Question

How do you evaluate $\cot \left( {\dfrac{{3\pi }}{2}} \right)$?

Answer 1

In order to determine the value of the above question, first rewriting the angle in the form of $\pi \pm \theta$, we get $\pi + \dfrac{\pi }{2}$ where $\theta = \dfrac{\pi }{2}$. As we know that $\cot \left( {\pi + \dfrac{\pi }{2}} \right) = - \cot \left( {\dfrac{\pi }{2}} \right)$ because $\pi + \dfrac{\pi }{2}$ is the angle in the fourth quadrant and cotangent is always negative in 4th quadrant. Rewrite the cotangent and put the exact value of $\cot \left( {\dfrac{\pi }{2}} \right) = 0$ in it to get your desired value.

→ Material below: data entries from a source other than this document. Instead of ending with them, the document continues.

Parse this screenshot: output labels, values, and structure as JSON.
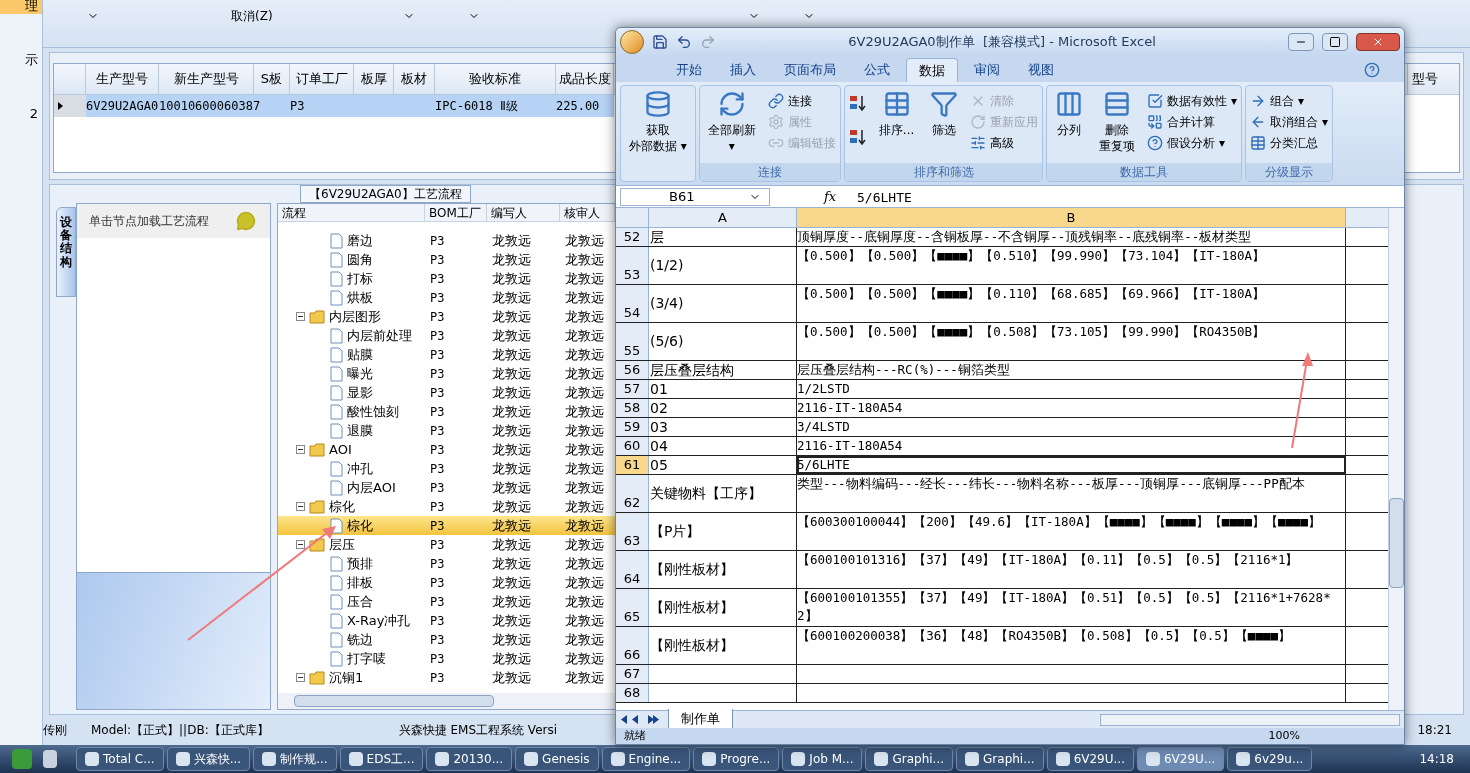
{
  "nav": {
    "items": [
      {
        "label": "理",
        "selected": true
      },
      {
        "label": "示",
        "selected": false
      },
      {
        "label": "2",
        "selected": false
      }
    ]
  },
  "toolbar": {
    "cancel": "取消(Z)"
  },
  "order_grid": {
    "columns": [
      "生产型号",
      "新生产型号",
      "S板",
      "订单工厂",
      "板厚",
      "板材",
      "验收标准",
      "成品长度"
    ],
    "last_column": "型号",
    "rows": [
      {
        "selected": true,
        "cells": [
          "6V29U2AGA0",
          "10010600060387",
          "",
          "P3",
          "",
          "",
          "IPC-6018 Ⅱ级",
          "225.00"
        ]
      }
    ]
  },
  "flow_tab": "【6V29U2AGA0】工艺流程",
  "side_panel": {
    "tab": "设备结构",
    "hint": "单击节点加载工艺流程"
  },
  "tree": {
    "columns": [
      "流程",
      "BOM工厂",
      "编写人",
      "核审人"
    ],
    "rows": [
      {
        "kind": "file",
        "label": "磨边",
        "bom": "P3",
        "writer": "龙敦远",
        "reviewer": "龙敦远",
        "selected": false
      },
      {
        "kind": "file",
        "label": "圆角",
        "bom": "P3",
        "writer": "龙敦远",
        "reviewer": "龙敦远",
        "selected": false
      },
      {
        "kind": "file",
        "label": "打标",
        "bom": "P3",
        "writer": "龙敦远",
        "reviewer": "龙敦远",
        "selected": false
      },
      {
        "kind": "file",
        "label": "烘板",
        "bom": "P3",
        "writer": "龙敦远",
        "reviewer": "龙敦远",
        "selected": false
      },
      {
        "kind": "folder",
        "label": "内层图形",
        "bom": "P3",
        "writer": "龙敦远",
        "reviewer": "龙敦远",
        "selected": false,
        "expanded": true,
        "children": [
          {
            "kind": "file",
            "label": "内层前处理",
            "bom": "P3",
            "writer": "龙敦远",
            "reviewer": "龙敦远",
            "selected": false
          },
          {
            "kind": "file",
            "label": "贴膜",
            "bom": "P3",
            "writer": "龙敦远",
            "reviewer": "龙敦远",
            "selected": false
          },
          {
            "kind": "file",
            "label": "曝光",
            "bom": "P3",
            "writer": "龙敦远",
            "reviewer": "龙敦远",
            "selected": false
          },
          {
            "kind": "file",
            "label": "显影",
            "bom": "P3",
            "writer": "龙敦远",
            "reviewer": "龙敦远",
            "selected": false
          },
          {
            "kind": "file",
            "label": "酸性蚀刻",
            "bom": "P3",
            "writer": "龙敦远",
            "reviewer": "龙敦远",
            "selected": false
          },
          {
            "kind": "file",
            "label": "退膜",
            "bom": "P3",
            "writer": "龙敦远",
            "reviewer": "龙敦远",
            "selected": false
          }
        ]
      },
      {
        "kind": "folder",
        "label": "AOI",
        "bom": "P3",
        "writer": "龙敦远",
        "reviewer": "龙敦远",
        "selected": false,
        "expanded": true,
        "children": [
          {
            "kind": "file",
            "label": "冲孔",
            "bom": "P3",
            "writer": "龙敦远",
            "reviewer": "龙敦远",
            "selected": false
          },
          {
            "kind": "file",
            "label": "内层AOI",
            "bom": "P3",
            "writer": "龙敦远",
            "reviewer": "龙敦远",
            "selected": false
          }
        ]
      },
      {
        "kind": "folder",
        "label": "棕化",
        "bom": "P3",
        "writer": "龙敦远",
        "reviewer": "龙敦远",
        "selected": false,
        "expanded": true,
        "children": [
          {
            "kind": "file",
            "label": "棕化",
            "bom": "P3",
            "writer": "龙敦远",
            "reviewer": "龙敦远",
            "selected": true
          }
        ]
      },
      {
        "kind": "folder",
        "label": "层压",
        "bom": "P3",
        "writer": "龙敦远",
        "reviewer": "龙敦远",
        "selected": false,
        "expanded": true,
        "children": [
          {
            "kind": "file",
            "label": "预排",
            "bom": "P3",
            "writer": "龙敦远",
            "reviewer": "龙敦远",
            "selected": false
          },
          {
            "kind": "file",
            "label": "排板",
            "bom": "P3",
            "writer": "龙敦远",
            "reviewer": "龙敦远",
            "selected": false
          },
          {
            "kind": "file",
            "label": "压合",
            "bom": "P3",
            "writer": "龙敦远",
            "reviewer": "龙敦远",
            "selected": false
          },
          {
            "kind": "file",
            "label": "X-Ray冲孔",
            "bom": "P3",
            "writer": "龙敦远",
            "reviewer": "龙敦远",
            "selected": false
          },
          {
            "kind": "file",
            "label": "铣边",
            "bom": "P3",
            "writer": "龙敦远",
            "reviewer": "龙敦远",
            "selected": false
          },
          {
            "kind": "file",
            "label": "打字唛",
            "bom": "P3",
            "writer": "龙敦远",
            "reviewer": "龙敦远",
            "selected": false
          }
        ]
      },
      {
        "kind": "folder",
        "label": "沉铜1",
        "bom": "P3",
        "writer": "龙敦远",
        "reviewer": "龙敦远",
        "selected": false,
        "expanded": true
      }
    ]
  },
  "status_bar": {
    "user": "传刚",
    "model": "Model:【正式】||DB:【正式库】",
    "system": "兴森快捷 EMS工程系统 Versi",
    "time": "18:21"
  },
  "excel": {
    "title": "6V29U2AGA0制作单  [兼容模式] - Microsoft Excel",
    "tabs": [
      {
        "label": "开始",
        "selected": false
      },
      {
        "label": "插入",
        "selected": false
      },
      {
        "label": "页面布局",
        "selected": false
      },
      {
        "label": "公式",
        "selected": false
      },
      {
        "label": "数据",
        "selected": true
      },
      {
        "label": "审阅",
        "selected": false
      },
      {
        "label": "视图",
        "selected": false
      }
    ],
    "groups": [
      {
        "commands": [
          {
            "kind": "large",
            "lines": [
              "获取",
              "外部数据 ▾"
            ],
            "disabled": false
          }
        ]
      },
      {
        "title": "连接",
        "commands": [
          {
            "kind": "large",
            "lines": [
              "全部刷新",
              "▾"
            ],
            "disabled": false
          },
          {
            "kind": "small",
            "label": "连接",
            "disabled": false
          },
          {
            "kind": "small",
            "label": "属性",
            "disabled": true
          },
          {
            "kind": "small",
            "label": "编辑链接",
            "disabled": true
          }
        ]
      },
      {
        "title": "排序和筛选",
        "commands": [
          {
            "kind": "sort",
            "disabled": false
          },
          {
            "kind": "large",
            "lines": [
              "排序..."
            ],
            "disabled": false
          },
          {
            "kind": "large",
            "lines": [
              "筛选"
            ],
            "disabled": false
          },
          {
            "kind": "small",
            "label": "清除",
            "disabled": true
          },
          {
            "kind": "small",
            "label": "重新应用",
            "disabled": true
          },
          {
            "kind": "small",
            "label": "高级",
            "disabled": false
          }
        ]
      },
      {
        "title": "数据工具",
        "commands": [
          {
            "kind": "large",
            "lines": [
              "分列"
            ],
            "disabled": false
          },
          {
            "kind": "large",
            "lines": [
              "删除",
              "重复项"
            ],
            "disabled": false
          },
          {
            "kind": "small",
            "label": "数据有效性 ▾",
            "disabled": false
          },
          {
            "kind": "small",
            "label": "合并计算",
            "disabled": false
          },
          {
            "kind": "small",
            "label": "假设分析 ▾",
            "disabled": false
          }
        ]
      },
      {
        "title": "分级显示",
        "commands": [
          {
            "kind": "small",
            "label": "组合 ▾",
            "disabled": false
          },
          {
            "kind": "small",
            "label": "取消组合 ▾",
            "disabled": false
          },
          {
            "kind": "small",
            "label": "分类汇总",
            "disabled": false
          }
        ]
      }
    ],
    "name_box": "B61",
    "fx_label": "fx",
    "formula": "5/6LHTE",
    "columns": [
      "A",
      "B"
    ],
    "rows": [
      {
        "num": "52",
        "a": "层",
        "b": "顶铜厚度--底铜厚度--含铜板厚--不含铜厚--顶残铜率--底残铜率--板材类型",
        "tall": false,
        "selected": false
      },
      {
        "num": "53",
        "a": "(1/2)",
        "b": "【0.500】【0.500】【■■■■】【0.510】【99.990】【73.104】【IT-180A】",
        "tall": true,
        "selected": false
      },
      {
        "num": "54",
        "a": "(3/4)",
        "b": "【0.500】【0.500】【■■■■】【0.110】【68.685】【69.966】【IT-180A】",
        "tall": true,
        "selected": false
      },
      {
        "num": "55",
        "a": "(5/6)",
        "b": "【0.500】【0.500】【■■■■】【0.508】【73.105】【99.990】【RO4350B】",
        "tall": true,
        "selected": false
      },
      {
        "num": "56",
        "a": "层压叠层结构",
        "b": "层压叠层结构---RC(%)---铜箔类型",
        "tall": false,
        "selected": false
      },
      {
        "num": "57",
        "a": "01",
        "b": "1/2LSTD",
        "tall": false,
        "selected": false
      },
      {
        "num": "58",
        "a": "02",
        "b": "2116-IT-180A54",
        "tall": false,
        "selected": false
      },
      {
        "num": "59",
        "a": "03",
        "b": "3/4LSTD",
        "tall": false,
        "selected": false
      },
      {
        "num": "60",
        "a": "04",
        "b": "2116-IT-180A54",
        "tall": false,
        "selected": false
      },
      {
        "num": "61",
        "a": "05",
        "b": "5/6LHTE",
        "tall": false,
        "selected": true
      },
      {
        "num": "62",
        "a": "关键物料【工序】",
        "b": "类型---物料编码---经长---纬长---物料名称---板厚---顶铜厚---底铜厚---PP配本",
        "tall": true,
        "selected": false
      },
      {
        "num": "63",
        "a": "【P片】",
        "b": "【600300100044】【200】【49.6】【IT-180A】【■■■■】【■■■■】【■■■■】【■■■■】",
        "tall": true,
        "selected": false
      },
      {
        "num": "64",
        "a": "【刚性板材】",
        "b": "【600100101316】【37】【49】【IT-180A】【0.11】【0.5】【0.5】【2116*1】",
        "tall": true,
        "selected": false
      },
      {
        "num": "65",
        "a": "【刚性板材】",
        "b": "【600100101355】【37】【49】【IT-180A】【0.51】【0.5】【0.5】【2116*1+7628*2】",
        "tall": true,
        "selected": false
      },
      {
        "num": "66",
        "a": "【刚性板材】",
        "b": "【600100200038】【36】【48】【RO4350B】【0.508】【0.5】【0.5】【■■■■】",
        "tall": true,
        "selected": false
      },
      {
        "num": "67",
        "a": "",
        "b": "",
        "tall": false,
        "selected": false
      },
      {
        "num": "68",
        "a": "",
        "b": "",
        "tall": false,
        "selected": false
      }
    ],
    "sheet_tab": "制作单",
    "status": "就绪",
    "zoom": "100%"
  },
  "taskbar": {
    "items": [
      {
        "label": "Total C...",
        "active": false
      },
      {
        "label": "兴森快...",
        "active": false
      },
      {
        "label": "制作规...",
        "active": false
      },
      {
        "label": "EDS工...",
        "active": false
      },
      {
        "label": "20130...",
        "active": false
      },
      {
        "label": "Genesis",
        "active": false
      },
      {
        "label": "Engine...",
        "active": false
      },
      {
        "label": "Progre...",
        "active": false
      },
      {
        "label": "Job M...",
        "active": false
      },
      {
        "label": "Graphi...",
        "active": false
      },
      {
        "label": "Graphi...",
        "active": false
      },
      {
        "label": "6V29U...",
        "active": false
      },
      {
        "label": "6V29U...",
        "active": true
      },
      {
        "label": "6v29u...",
        "active": false
      }
    ],
    "time": "14:18"
  }
}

Complete step by step answer:
We are given a $\cot \left( {\dfrac{{3\pi }}{2}} \right)$, and we have to evaluate its value.
Let’s write the angle $\dfrac{{3\pi }}{2}$ in the form of $\pi \pm n$. We get that $\dfrac{{3\pi }}{2}$ can be written as $\pi + \dfrac{\pi }{2}$
$= \cot \left( {\pi + \dfrac{\pi }{2}} \right)$-----(1)
As we can see that $\pi + \dfrac{\pi }{2}$ is the angle in the fourth quadrant and cotangent is always negative in 4th quadrant, that’s by $\cot \left( {\pi + \dfrac{\pi }{2}} \right) = - \cot (\dfrac{\pi }{2})$.
We can write
$= \cot \left( {\pi + \dfrac{\pi }{2}} \right) \\\ = - \cot \left( {\dfrac{\pi }{2}} \right) \\\$
The exact value of $\cot \left( {\dfrac{\pi }{2}} \right) = 0$, putting this value, we get
$= - 0 \\\ = 0 \\\$
Therefore, the value of $\cot \left( {\dfrac{{3\pi }}{2}} \right)$ is equal to $0$.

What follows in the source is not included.